Эту тенденцию укрепляет обмирщенная атмосфера французского интеллектуальною мира, который, утратив из виду богословие, считает Библию и породивший ее народ элементом культуры — на тех же основаниях, что греческую философию и римское право. «Еврейский народ, — пишет Франсуа Фюре в письме к Эрнсту Нольге, — неотделим от классической древности и от христианства (…). Мучая его, стремясь его уничтожить, нацисты убивают европейскую цивилизацию» (Commentaire, № 80,1997–1998, р.805). Это совершенно верно, но недостаточно, даже с точки зрения обмирщенной истории. В конце концов, европейская культура развивалась самостоятельно, опираясь на исчезнувшую Грецию и павший Рим и отодвинув в сторону еврейский народ, Священное Писание которою, как утверждалось, стало исключительным наследием христианства. Однако весь вопрос в том, какое значение имеет народ, долго отверженный, но тем не менее находившийся рядом, затем «принятый», но «не способный ассимилироваться», и какое значение имеет предпринятое на него наступление. Культурологическими средствами тайну Израиля не решить. Не более, кстати, чем тайну христианства. Блестящая историография от Сент-Бева до Морраса через Ренана (который рассматривал и иудейство, и христианство) апологетически излагает цивилизаторский вклад христианства, считая при этом общепринятым, что вопрос о ею истинности окончательно решен отрицательно. Можно задаваться вопросом, нет ли в замысле Морраса распространять католичество без христианской веры своего рода бессознательной параллели с этим бескровным иудейством, вдобавок разъедаемым утратой своего стержня.

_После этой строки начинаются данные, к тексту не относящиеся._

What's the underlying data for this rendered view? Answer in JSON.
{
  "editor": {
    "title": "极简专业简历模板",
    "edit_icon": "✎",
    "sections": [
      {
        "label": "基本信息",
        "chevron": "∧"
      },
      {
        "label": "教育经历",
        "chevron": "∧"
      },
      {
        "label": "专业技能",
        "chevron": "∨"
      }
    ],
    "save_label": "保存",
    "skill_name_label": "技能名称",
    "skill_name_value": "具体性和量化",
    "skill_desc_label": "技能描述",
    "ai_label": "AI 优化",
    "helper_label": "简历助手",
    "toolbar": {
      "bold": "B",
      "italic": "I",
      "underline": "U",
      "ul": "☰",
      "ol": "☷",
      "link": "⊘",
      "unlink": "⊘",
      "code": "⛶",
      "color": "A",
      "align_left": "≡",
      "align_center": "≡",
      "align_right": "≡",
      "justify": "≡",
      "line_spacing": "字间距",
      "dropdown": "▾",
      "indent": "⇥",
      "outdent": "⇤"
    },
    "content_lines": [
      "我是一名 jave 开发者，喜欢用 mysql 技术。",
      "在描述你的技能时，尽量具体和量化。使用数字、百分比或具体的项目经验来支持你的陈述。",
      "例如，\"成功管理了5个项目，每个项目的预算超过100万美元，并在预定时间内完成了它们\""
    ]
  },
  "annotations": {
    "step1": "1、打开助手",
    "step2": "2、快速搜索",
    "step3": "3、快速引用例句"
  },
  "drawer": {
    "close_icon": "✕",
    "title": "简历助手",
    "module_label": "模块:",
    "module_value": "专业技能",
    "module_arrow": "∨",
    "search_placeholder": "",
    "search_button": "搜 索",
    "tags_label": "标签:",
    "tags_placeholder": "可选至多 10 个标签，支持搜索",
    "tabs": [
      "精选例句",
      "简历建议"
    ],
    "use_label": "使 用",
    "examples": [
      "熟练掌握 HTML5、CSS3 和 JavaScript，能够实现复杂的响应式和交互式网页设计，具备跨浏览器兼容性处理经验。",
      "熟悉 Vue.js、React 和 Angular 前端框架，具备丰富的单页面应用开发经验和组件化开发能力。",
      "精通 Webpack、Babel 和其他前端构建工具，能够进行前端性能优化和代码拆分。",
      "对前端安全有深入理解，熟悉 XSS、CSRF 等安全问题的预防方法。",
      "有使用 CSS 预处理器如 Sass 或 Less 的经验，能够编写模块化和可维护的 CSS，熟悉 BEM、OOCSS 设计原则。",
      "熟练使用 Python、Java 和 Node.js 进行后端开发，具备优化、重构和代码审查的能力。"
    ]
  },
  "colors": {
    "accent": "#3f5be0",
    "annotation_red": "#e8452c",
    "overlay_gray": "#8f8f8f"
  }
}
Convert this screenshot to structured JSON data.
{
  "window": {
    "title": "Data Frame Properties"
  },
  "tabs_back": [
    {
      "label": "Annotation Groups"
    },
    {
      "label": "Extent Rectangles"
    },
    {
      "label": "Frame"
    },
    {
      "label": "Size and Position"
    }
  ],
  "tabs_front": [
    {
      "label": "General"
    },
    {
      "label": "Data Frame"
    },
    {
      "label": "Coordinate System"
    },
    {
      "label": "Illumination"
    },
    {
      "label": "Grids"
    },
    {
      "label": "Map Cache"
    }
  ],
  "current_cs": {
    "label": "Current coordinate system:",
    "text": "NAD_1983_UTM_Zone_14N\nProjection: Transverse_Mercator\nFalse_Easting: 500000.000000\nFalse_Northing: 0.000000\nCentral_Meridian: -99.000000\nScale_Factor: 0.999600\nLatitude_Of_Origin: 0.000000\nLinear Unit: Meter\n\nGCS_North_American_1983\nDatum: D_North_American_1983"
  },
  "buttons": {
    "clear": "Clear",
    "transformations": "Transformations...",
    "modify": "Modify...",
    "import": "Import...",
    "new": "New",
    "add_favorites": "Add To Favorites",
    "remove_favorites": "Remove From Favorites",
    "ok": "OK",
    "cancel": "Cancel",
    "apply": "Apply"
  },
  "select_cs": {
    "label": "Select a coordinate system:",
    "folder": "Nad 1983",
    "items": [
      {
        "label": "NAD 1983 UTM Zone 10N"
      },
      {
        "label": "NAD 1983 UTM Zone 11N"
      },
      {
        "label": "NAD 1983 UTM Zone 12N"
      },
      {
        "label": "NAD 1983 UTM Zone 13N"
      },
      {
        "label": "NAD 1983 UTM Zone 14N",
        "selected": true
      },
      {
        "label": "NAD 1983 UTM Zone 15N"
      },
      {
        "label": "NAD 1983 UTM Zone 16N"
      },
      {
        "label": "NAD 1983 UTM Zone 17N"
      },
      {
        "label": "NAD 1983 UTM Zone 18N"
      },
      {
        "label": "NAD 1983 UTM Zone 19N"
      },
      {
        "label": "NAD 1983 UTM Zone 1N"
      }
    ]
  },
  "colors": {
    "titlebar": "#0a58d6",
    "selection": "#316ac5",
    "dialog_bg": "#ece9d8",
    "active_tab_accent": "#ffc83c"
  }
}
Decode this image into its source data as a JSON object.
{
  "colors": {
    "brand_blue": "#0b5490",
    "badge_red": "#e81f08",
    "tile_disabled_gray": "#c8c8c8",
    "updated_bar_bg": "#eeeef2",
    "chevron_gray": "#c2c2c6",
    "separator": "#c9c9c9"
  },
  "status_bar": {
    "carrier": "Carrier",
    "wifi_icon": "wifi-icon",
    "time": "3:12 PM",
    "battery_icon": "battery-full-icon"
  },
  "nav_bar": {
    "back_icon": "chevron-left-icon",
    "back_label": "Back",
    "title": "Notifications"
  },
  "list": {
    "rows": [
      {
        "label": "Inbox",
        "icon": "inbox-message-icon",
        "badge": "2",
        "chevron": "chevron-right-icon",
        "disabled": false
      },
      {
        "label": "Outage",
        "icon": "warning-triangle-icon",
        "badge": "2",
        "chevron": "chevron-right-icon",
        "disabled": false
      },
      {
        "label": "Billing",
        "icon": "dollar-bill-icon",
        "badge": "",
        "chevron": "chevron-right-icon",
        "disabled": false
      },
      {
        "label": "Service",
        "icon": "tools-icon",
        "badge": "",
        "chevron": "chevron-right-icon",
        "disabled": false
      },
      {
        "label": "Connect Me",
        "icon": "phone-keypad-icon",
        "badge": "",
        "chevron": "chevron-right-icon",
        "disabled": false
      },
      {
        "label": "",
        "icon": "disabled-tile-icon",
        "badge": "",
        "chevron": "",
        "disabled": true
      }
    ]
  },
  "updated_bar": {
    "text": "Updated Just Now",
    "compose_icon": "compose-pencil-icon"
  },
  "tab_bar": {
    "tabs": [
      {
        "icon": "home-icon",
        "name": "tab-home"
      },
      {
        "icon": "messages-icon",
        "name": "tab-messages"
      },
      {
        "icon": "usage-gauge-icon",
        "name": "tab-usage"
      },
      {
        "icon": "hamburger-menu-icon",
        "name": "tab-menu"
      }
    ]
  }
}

Прошлое на множестве примеров показывает, что христианское антииудейство было тем более острым, чем более невежественными в самых основаниях своей веры были те круги, из которых оно исходило. Добрый Санчо Панса излагал свое исповедание веры в двух пунктах: поклонение Пречистой Деве и ненависть к евреям. Но, когда вера исчезла, антисемитизм расцвел пышным цветом. и вера, пусть даже искаженная, перестала служить хоть каким-то тормозом. В довоенной антисемитской литературе не встретишь хорошего еврея: самый симпатичный, самый праведный поневоле несет в себе разрушительный вирус, враждебный христианскому народу. Более того, вся европейская история была перестроена вокруг всемирного еврейского заговора. И вот совсем недавно, в год процесса Мориса Папона, мы слышали высказывания, которые позволяли думать, что вокруг де Голля антисемитизм был таким же злобным, как вокруг Петена; что главная ось истории Франции от св. Людовика до Зимнего велодрома [на Зимний велодром согнали жертв крупнейшей парижской облавы времен оккупации] — ненависть к евреям. Я только что прочел роман, смысл которого, как мне кажется, состоит в том, что не может быть «хорошего гоя» тем более хорошего христианина, так как, если его немножко поскрести, обнаружишь антисемитскую ненависть и ростки готовности поставлять живой товар в газовые камеры. Эти эмоции, отлитые в вывернутую наизнанку форму вчерашнего антисемитизма, исходят, по-моему, из кругов, подобных тем, которые его порождали, причем с тем же незнанием не только чужой, но и своей собственной религии, и с тем же националистическим ожесточением, подменяющим религию. С риском, как остроумно написал Ален Финкслькро, разделить общественное мнение на «натравленных и затравленных».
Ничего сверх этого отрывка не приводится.